Bir asır öncesinde, bilinen nedenlerle Osmanlı imparatorluğu darmadağın olmuş, Bosna'dan, Kafkaslara, Yemen'den, Trablus'a Balkanlar'dan Ortadoğu'ya kadar vatan toprakları kaybedilmiş, emperyalistler de Anadolu'yu işgal edilmişti.
16. devleti yıkılmak üzere olan Türk Milleti 17. Devletinin temellerini atmak ve kurtuluş mücadelesini başlatmak üzere 19 Mayıs 1919 tarihinde Mustafa Kemal'in Samsun'a çıkması ile milli kurtuluş ve bağımsızlık meşalesinin ilk çoban ateşi yakılmıştı.
Samsunda yakılan bu çoban ateşi ile başlayan milli mücadele sonucun da bugünkü misakı milli sınırlarımız ile çizilmiş 17. Türk devleti Türkiye Cumhuriyeti kurulmuştur. Milli mücadelede emeği geçen herkesi minnet ve şükran ile anıyoruz.
O günlerden bu günlere yeni Türkiye Cumhuriyeti birçok sıkıntılı zamanlar ve dönemler geçirdi. Tarihe takılıp kalmak, eskiden yapılmış hataların beyinlerde kanser olmasına meydan vermemek için kısır siyasi çekişmeler yerine, bugün toplumun birleştirilmesi ve kaynaştırılması için yeni adımlar atılması gerektiği gerçeği ortaya çıkmıştır. Bütün halk, siyasi partiler, meslek grupları, sivil toplum kuruluşları olmak üzere herkes Ülkenin istikbal ve istiklali ve milli birliği için bugün birbirlerine saygı göstermeleri ve katkı vermeleri gerekmektedir. Çünkü bu milli bir görevdir.
Bunun içinde, bir asır evvel yapıldığı gibi, ülkenin milli birliği ve kalkınması için gönül birliği ve milli ruh ile “Samsun' a yeniden çıkmak “ gerekir.
Halk olarak “ Yeter artık biz sizin kısır, ikiyüzlü, çirkin siyasi kavgalarınızda bıktık.” Mesajı yüksek sesle verebildiği zaman, halkın düşüncelerine göre gardını almak zorunda olan siyasi partiler de kendilerine ve söylemlerine çeki düzen vermek zorunda kalacaktır.

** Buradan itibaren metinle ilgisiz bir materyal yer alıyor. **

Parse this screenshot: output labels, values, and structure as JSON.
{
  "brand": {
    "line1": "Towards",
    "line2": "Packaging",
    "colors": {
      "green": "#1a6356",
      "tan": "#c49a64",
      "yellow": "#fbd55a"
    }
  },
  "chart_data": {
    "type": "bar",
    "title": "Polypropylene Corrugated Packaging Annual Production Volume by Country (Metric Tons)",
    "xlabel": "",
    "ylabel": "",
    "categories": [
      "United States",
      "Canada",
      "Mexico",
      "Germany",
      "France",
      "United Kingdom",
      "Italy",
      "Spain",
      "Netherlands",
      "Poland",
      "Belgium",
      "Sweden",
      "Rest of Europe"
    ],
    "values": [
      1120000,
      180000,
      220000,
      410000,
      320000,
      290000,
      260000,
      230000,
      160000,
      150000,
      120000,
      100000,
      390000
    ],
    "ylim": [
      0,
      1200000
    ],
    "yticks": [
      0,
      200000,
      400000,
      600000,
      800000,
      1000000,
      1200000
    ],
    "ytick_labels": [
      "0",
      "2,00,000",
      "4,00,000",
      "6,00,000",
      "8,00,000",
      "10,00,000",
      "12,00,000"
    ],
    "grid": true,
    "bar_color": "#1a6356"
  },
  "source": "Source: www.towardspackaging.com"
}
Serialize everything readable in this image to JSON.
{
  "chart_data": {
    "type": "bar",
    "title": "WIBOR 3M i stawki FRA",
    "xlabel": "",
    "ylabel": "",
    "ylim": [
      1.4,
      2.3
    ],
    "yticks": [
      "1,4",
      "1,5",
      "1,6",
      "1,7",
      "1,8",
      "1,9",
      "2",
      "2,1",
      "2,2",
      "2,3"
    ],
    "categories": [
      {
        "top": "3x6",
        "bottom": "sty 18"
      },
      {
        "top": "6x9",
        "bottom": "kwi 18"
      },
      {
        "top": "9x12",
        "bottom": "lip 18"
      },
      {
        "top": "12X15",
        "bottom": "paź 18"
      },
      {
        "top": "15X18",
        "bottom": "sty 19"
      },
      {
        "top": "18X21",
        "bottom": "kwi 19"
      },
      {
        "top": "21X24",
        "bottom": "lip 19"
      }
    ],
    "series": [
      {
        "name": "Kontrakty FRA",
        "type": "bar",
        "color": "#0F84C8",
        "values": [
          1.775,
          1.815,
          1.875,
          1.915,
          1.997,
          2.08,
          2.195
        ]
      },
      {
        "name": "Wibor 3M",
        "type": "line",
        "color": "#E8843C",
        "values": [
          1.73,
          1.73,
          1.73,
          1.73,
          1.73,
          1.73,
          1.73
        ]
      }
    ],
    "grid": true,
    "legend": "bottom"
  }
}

Bugün Samsun da, siyasi liderlerin verdiği fotoğraf Türk halkı tarafından karşılığını bulmuştur.
Kendi siyasi çıkarları için gemileri yakan, siyasi ahlak ve edebe uymayan söz ve davranış sergileyen hiç kimse halkın bu isteği karşısında gerilim siyaseti yapmağa cesaret edemeyecektir. Yapanlar da halkan gereken cevabı alacaktır.
Çünkü Türk halkı, algı yaratmak için yapılan provokatör söylem ve eylemlere prim vermiyor ve sokakların normalleşmesini istiyor. En küçük bir olayı bahane edip, sokaklara çıkan, şehirleri yangın yerine çeviren, bu olayları körükleye bilmek, yangına benzin dökmek adına yalan yanlış haberleri üretenlerin ise üzerlerini inanılmaz ve güvenilmez diye çiziyor.